Wednesday Jokes: March 13

California is considering a new law permitting human consumption of meat from roadkill animals. The legislation is expected to save millions of dollars each year for Arby’s.

CNN plans to host a John Hickenlooper For President town hall meeting next week, only it plans to change the Town Hall to a Tiny Kitchen.

A ‘bomb cyclone’ threatens to dump up to two feet of snow on portions of Nebraska, ruining the Spring Break vacation destination of the nation’s poorest, dumbest college students.

Kentucky Democrats are fundraising to advance retired military pilot Amy McGrath as a candidate to unseat Republican Mitch McConnell. They’re reportedly about halfway to matching the amount of money McConnell has stored in his neck pouch.

Michael Avenatti states that he is no longer the lawyer for Stormy Daniels, choosing to refocus his career on stand-up comedy.
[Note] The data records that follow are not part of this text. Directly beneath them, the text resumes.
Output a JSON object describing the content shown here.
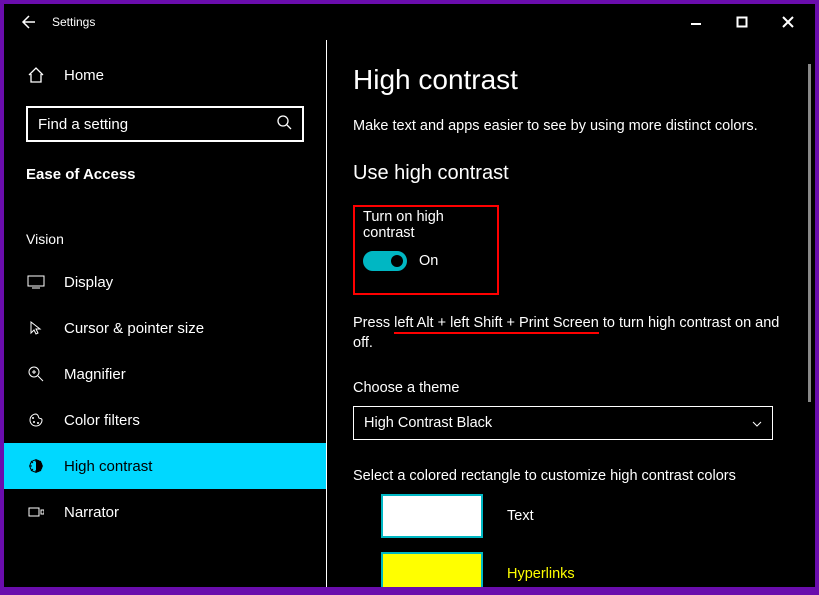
{
  "titlebar": {
    "title": "Settings"
  },
  "sidebar": {
    "home_label": "Home",
    "search_placeholder": "Find a setting",
    "category": "Ease of Access",
    "group": "Vision",
    "items": [
      {
        "icon": "display",
        "label": "Display"
      },
      {
        "icon": "cursor",
        "label": "Cursor & pointer size"
      },
      {
        "icon": "magnify",
        "label": "Magnifier"
      },
      {
        "icon": "palette",
        "label": "Color filters"
      },
      {
        "icon": "contrast",
        "label": "High contrast"
      },
      {
        "icon": "narrator",
        "label": "Narrator"
      }
    ]
  },
  "main": {
    "page_title": "High contrast",
    "page_desc": "Make text and apps easier to see by using more distinct colors.",
    "section_use": "Use high contrast",
    "toggle_label": "Turn on high contrast",
    "toggle_state": "On",
    "hint_pre": "Press ",
    "hint_keys": "left Alt + left Shift + Print Screen",
    "hint_post": " to turn high contrast on and off.",
    "choose_theme_label": "Choose a theme",
    "theme_selected": "High Contrast Black",
    "customize_label": "Select a colored rectangle to customize high contrast colors",
    "swatches": {
      "text": "Text",
      "hyperlinks": "Hyperlinks"
    }
  },
  "colors": {
    "accent": "#00b7c3",
    "toggle": "#00b7c3",
    "highlight_red": "#ff0000",
    "selection": "#00d8ff",
    "hyperlink": "#ffff00"
  }
}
The family of an 11-year-old boy is suing Universal Studios, saying his foot and leg were crushed at the end of the E.T. Adventure ride at Universal’s Orlando theme park. Said the boy: “ouuuch”.

A Cincinnati brewery employee claims he’s fasting and only consuming beer for Lent. Del Hall, sales director for Fifty West Brewing, says he’s already lost 15 pounds, and his job for being hammered all day.

Volkswagen may bring back the iconic ‘Dune Buggy’, revealing what it calls the ID Buggy concept car. It’s electric and runs almost silent, going 0-to-running over toddlers with pails & shovels on the beach in just seconds.

In a study of gummy vitamins, ConsumerLab.com found that gummies are more likely than pills to over- or under-deliver listed ingredients. Mainly because people just eat all the red ones and toss out the other colors.